Assim, a Southcoast recomenda formalmente que o SME use EPIs apropriados para um paciente com SARS-CoV-2 em todos os doentes indiferenciados. As únicas excepções devem ser os casos que claramente não SARS-CoV-2 na natureza - que não têm qualquer tipo de doença respiratória ou gastrointestinal, inespecífico sintomas ("fraco e tonto", "não me sinto bem"), ou sintomas infecciosos clássicos (dores no corpo, dor de garganta, etc.)
Por outras palavras, os doentes que se apresentam com enfartes, acidentes vasculares cerebrais, queixas psiquiátricas, hemorragias gastrointestinais isoladas, abuso de substâncias, problemas geniturinários, traumatismos maiores ou menores, etc. que também não apresentam resultados positivos para estes outros sintomas respiratórios, infecciosos ou gastrointestinais quando inquiridos - poderiam razoavelmente ser considerados "assintomáticos para o SARS-CoV-2".
Dado o enorme empenhamento por parte de toda a nação para tentar limitar a propagação do SARS-CoV-2 noutros contextos, muitos cidadãos comuns - que estão sem trabalho, os seus filhos sem escola, as prateleiras das mercearias vazias - ficariam chocados se soubessem que os prestadores de serviços de emergência médica - que têm o nível mais elevado de exposições potenciaisOs profissionais de saúde que trabalham em ambulâncias fechadas, presos na parte de trás de uma ambulância fechada por períodos prolongados com doentes, muitas vezes enquanto iniciam procedimentos de emergência geradores de aerossóis, como ventilação com máscara de saco, terapias neb ou CPAP - e que também têm a viagens mais alargadas através da nossa rede de hospitais e instalações de cuidados - não estavam em todos os casos a tomar a mais elementar das precauções. Parece lógico recomendar Os SGA usam EPI completo em todos os casos que possam ser razoavelmente de SARS-CoV-2 - se não em todos os casos que uma equipa de EMS transporta.

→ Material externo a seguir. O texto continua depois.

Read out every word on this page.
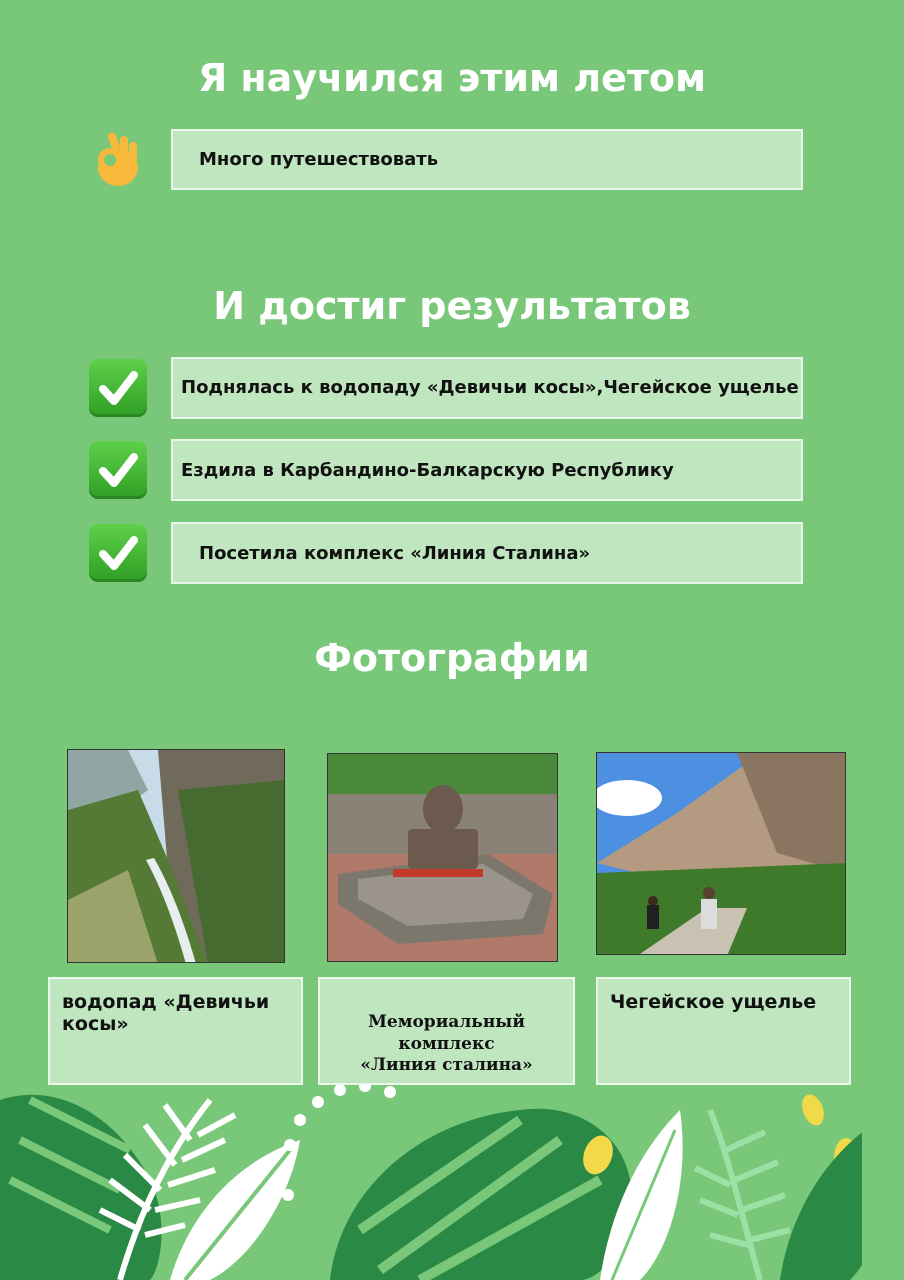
Я научился этим летом
Много путешествовать
И достиг результатов
Поднялась к водопаду «Девичьи косы»,Чегейское ущелье
Ездила в Карбандино-Балкарскую Республику
Посетила комплекс «Линия Сталина»
Фотографии
водопад «Девичьи косы»	Мемориальный
комплекс
«Линия сталина»

Чегейское ущелье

CDC sobre EMS e outras exposições dos trabalhadores do sector da saúde
"... socorristas de emergência ... podem ser autorizados a continuar a trabalhar após uma potencial exposição ao SARS-CoV-2 (associado a viagens ou contacto próximo com um caso confirmado), desde que se mantenham assintomáticos.
"O pessoal autorizado a trabalhar após uma exposição deve efetuar um autocontrolo sob a supervisão do programa de saúde ocupacional do seu empregador, incluindo a medição da temperatura antes de cada turno de trabalho para garantir que se mantêm afebris. Nos dias em que estes indivíduos estão programados para trabalhar, o O programa de saúde ocupacional poderia considerar a medição da temperatura e a avaliação dos sintomas antes do início do trabalho.
"O CDC não recomenda a realização de testes, a monitorização dos sintomas ou uma gestão especial para pessoas expostas a pessoas assintomáticas com potenciais exposições ao SARS-CoV-2 (por exemplo, num agregado familiar), ou seja, "contactos de contactos";" estas pessoas não são consideradas expostas ao SARS-CoV-2".
Rondas adiadas para abril.
Estamos a adiar as rondas educativas planeadas para abril de 2020.